Dove finiscono le uova in gabbia
Nel numero di settembre 2024 abbiamo analizzato 10 tagliatelle all’uovo e confrontato le dichiarazioni in etichetta. Fresche e italiane ma non è dato sapere da quale tipo di allevamento provengono le uova usate per fare la pasta. Succede sulle confezioni delle Fettuccine all’uovo Luciana Mosconi e Antica ricetta tagliatelle La pasta di Camerino. Non che sia obbligatorio per i produttori menzionare se si tratta di uova da galline costrette in gabbia o allevate a terra. Tuttavia sulle etichette degli altri otto prodotti analizzati viene specificato che le uova provengono da “galline allevate a terra” . Un’informazione che non troviamo sulle due paste marchigiane che pure brillano per l’uso del maggior numero di uova tra i marchi coinvolti nelle nostre analisi. Va anche detto che le due aziende hanno altre linee di prodotto dove dichiarano il tipo di allevamento, come quello a terra.
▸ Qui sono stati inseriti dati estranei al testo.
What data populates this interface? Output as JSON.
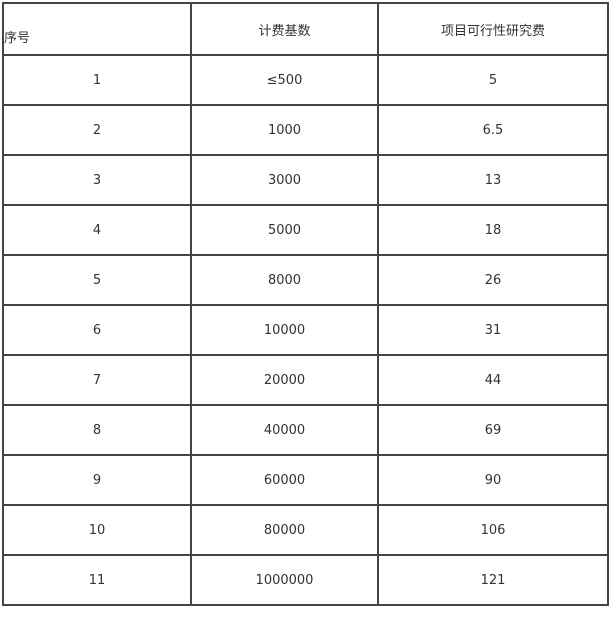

Del resto l’allevamento in gabbia è una metodologia zootecnica ancora diffusa in Italia e in Europa. Chiara Caprio, è la responsabile Relazioni istituzionali di Essere Animali: “L’Europa è il continente con più uova provenienti da allevamenti non in gabbia – ormai siamo a oltre il 60% complessivamente, con alcuni paesi più avanti di altri – ma c’è ancora della strada da fare, perché di fatto in alcuni settori i progressi sono ancora troppo lenti, anche in Italia”.
Dove finiscono le uova prodotte dalle ovaiole in gabbia? Nel settembre del 2023 il Centro consumatori tedesco della Renania Settentrionale-Vestfalia ha analizzato una lunga serie di prodotti e si è accorta che in alcuni casi particolarmente non veniva menzionato, seppur non obbligatorio, il metodo di allevamento: in circa il 50% di torte e pasticcini, nell’80% delle insalate russe di marca e nel 60% di maionesi e altre salse. Un altro settore dove l’utilizzo delle uova in gabbia è molto diffuso è quello della ristorazione collettiva come ha messo in evidenza l’ultimo report EggTrack di Compassion in world farming.